European shares recovered yesterday as talk of takeover activity in the telecoms sector helped stock markets claw back losses suffered last week.

World stock markets fell from multi-year highs over the last three weeks

However, some traders expected European equities to be stuck in a relatively tight range in the near term while uncertainty persists over the future monetary policy of major central banks including the US Federal Reserve.

The pan-European FTSEurofirst 300 index closed up 0.7 per cent at 1,184.36 points, while the eurozone’s blue-chip Euro STOXX 50 index rose 1.3 per cent to end at 2,702.69 points.

The STOXX Europe 600 Telecoms Index was the best-performing sector, jumping 1.6 per cent after speculation that AT&T was interested in Spain’s Telefonica. Telefonica said AT&T had not shown any interest.

Telefonica rose 2.4 per cent while UK peer Vodafone, whose Verizon Wireless venture has also been subject to bid speculation, rose 1.5 per cent, with Telefonica and Vodafone together adding the most points to the FTSEurofirst 300.

Despite the market recovery, Logic Investments’ strategy head Peter Rice said the rebound did not look wholly convincing, with the FTSEurofirst 300 still down some six per cent from a five-and-a-half-year peak of 1,258.09 points struck in late May.

“The rallies look corrective in nature. We don’t see any new money participating in it. We’re still a good way off the May highs and we still look stuck in a range. If anything, the risk still remains to the downside,” said Rice.

The FTSEurofirst 300 has gained five per cent since the start of 2013 and the Euro STOXX 50 is up three per cent.

World stock markets fell from multi-year highs over the last three weeks as speculation built up that the Federal Reserve may soon taper economic stimulus measures that have contributed to the global equity rally.

Some investors added to equity positions on Friday and yesterday on expectations that a Fed meeting this week will reinforce its commitment to helping the US economy.

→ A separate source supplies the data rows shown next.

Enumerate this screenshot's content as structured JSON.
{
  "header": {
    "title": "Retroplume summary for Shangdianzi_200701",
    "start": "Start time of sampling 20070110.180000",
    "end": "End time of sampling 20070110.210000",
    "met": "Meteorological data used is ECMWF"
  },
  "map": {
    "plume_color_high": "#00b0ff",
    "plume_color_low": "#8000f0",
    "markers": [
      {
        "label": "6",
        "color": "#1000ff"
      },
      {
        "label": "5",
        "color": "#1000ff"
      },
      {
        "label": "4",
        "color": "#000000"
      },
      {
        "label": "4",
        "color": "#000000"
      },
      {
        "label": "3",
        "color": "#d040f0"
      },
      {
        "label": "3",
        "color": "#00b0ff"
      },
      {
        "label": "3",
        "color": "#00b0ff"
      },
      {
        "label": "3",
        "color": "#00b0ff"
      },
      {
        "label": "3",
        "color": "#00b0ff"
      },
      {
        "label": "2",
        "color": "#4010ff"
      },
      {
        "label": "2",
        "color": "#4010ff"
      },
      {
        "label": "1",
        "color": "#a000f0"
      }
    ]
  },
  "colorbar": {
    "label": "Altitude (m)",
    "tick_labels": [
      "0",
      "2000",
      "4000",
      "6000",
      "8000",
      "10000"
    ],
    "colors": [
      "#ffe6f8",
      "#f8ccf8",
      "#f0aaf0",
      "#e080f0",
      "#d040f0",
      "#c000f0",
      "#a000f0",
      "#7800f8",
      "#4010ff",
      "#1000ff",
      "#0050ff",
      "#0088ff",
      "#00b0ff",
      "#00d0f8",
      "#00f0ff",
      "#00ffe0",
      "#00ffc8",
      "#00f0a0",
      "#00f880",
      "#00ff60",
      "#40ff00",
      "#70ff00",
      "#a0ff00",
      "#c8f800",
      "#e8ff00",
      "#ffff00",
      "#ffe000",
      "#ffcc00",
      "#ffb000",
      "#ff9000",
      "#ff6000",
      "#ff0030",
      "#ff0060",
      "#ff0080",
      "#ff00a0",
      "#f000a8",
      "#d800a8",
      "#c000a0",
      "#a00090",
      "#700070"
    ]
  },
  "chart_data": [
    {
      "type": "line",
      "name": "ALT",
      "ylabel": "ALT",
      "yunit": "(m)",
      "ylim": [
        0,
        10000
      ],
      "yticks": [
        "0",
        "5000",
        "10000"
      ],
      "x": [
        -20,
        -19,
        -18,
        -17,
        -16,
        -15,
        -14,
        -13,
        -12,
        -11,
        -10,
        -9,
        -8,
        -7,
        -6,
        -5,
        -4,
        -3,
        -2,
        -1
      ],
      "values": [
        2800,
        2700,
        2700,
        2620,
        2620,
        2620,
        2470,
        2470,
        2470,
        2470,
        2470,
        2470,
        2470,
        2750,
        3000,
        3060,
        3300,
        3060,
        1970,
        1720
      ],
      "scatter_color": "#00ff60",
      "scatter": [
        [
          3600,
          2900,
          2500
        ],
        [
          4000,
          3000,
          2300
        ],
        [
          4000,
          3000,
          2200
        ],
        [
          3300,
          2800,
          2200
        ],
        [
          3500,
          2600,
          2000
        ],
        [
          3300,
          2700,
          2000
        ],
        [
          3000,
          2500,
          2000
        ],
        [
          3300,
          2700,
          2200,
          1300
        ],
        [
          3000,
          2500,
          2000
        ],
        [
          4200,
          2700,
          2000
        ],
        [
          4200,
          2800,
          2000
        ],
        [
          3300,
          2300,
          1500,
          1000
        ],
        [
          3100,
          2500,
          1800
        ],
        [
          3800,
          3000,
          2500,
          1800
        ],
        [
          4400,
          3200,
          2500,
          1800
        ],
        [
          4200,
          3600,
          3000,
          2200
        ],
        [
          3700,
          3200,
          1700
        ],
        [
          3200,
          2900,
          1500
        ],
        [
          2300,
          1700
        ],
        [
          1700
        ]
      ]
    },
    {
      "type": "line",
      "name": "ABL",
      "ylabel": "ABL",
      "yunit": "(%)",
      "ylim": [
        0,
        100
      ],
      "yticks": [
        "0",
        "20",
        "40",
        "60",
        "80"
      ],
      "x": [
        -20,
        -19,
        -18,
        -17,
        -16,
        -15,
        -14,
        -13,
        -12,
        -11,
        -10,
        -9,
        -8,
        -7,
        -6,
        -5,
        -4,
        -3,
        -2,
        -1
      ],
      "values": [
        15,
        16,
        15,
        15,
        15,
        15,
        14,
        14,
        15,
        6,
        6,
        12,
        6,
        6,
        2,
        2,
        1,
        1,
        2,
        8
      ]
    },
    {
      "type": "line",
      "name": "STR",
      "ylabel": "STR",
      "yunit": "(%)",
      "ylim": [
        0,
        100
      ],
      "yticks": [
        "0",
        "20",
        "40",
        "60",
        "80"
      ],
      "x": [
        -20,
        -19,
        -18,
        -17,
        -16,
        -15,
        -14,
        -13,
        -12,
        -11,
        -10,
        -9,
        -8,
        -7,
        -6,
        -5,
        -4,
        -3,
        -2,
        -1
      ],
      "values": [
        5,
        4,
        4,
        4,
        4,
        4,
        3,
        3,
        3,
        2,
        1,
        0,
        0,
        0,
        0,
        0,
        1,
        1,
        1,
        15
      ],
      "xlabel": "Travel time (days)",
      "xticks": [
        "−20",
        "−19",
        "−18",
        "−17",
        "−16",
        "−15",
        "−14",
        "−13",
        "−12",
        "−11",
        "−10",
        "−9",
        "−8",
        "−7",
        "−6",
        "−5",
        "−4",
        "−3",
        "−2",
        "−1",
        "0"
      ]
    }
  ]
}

“Expectations had swung aggressively in a hawkish direction over the last couple of weeks. But there is definitely a bit of a shift going on in the market as people are anticipating somewhat dovish rhetoric from Bernanke,” said Macquarie strategist Daniel McCormack.

Others were more cautious.

Darren Courtney-Cook, head of trading at Central Markets Investment Management, said there was a still a chance that investors would use worries about the Fed’s future policy to sell shares and book profits on the equity market rally.

However, he expected that any weakness over the coming two months would be followed by renewed gains for equities, which still offer better returns than bonds, which have been hit by injections of liquidity and interest rate cuts by central banks.

“I think there may be a wash-out over the summer and then people will buy back into the market after the summer and into the year-end,” he said.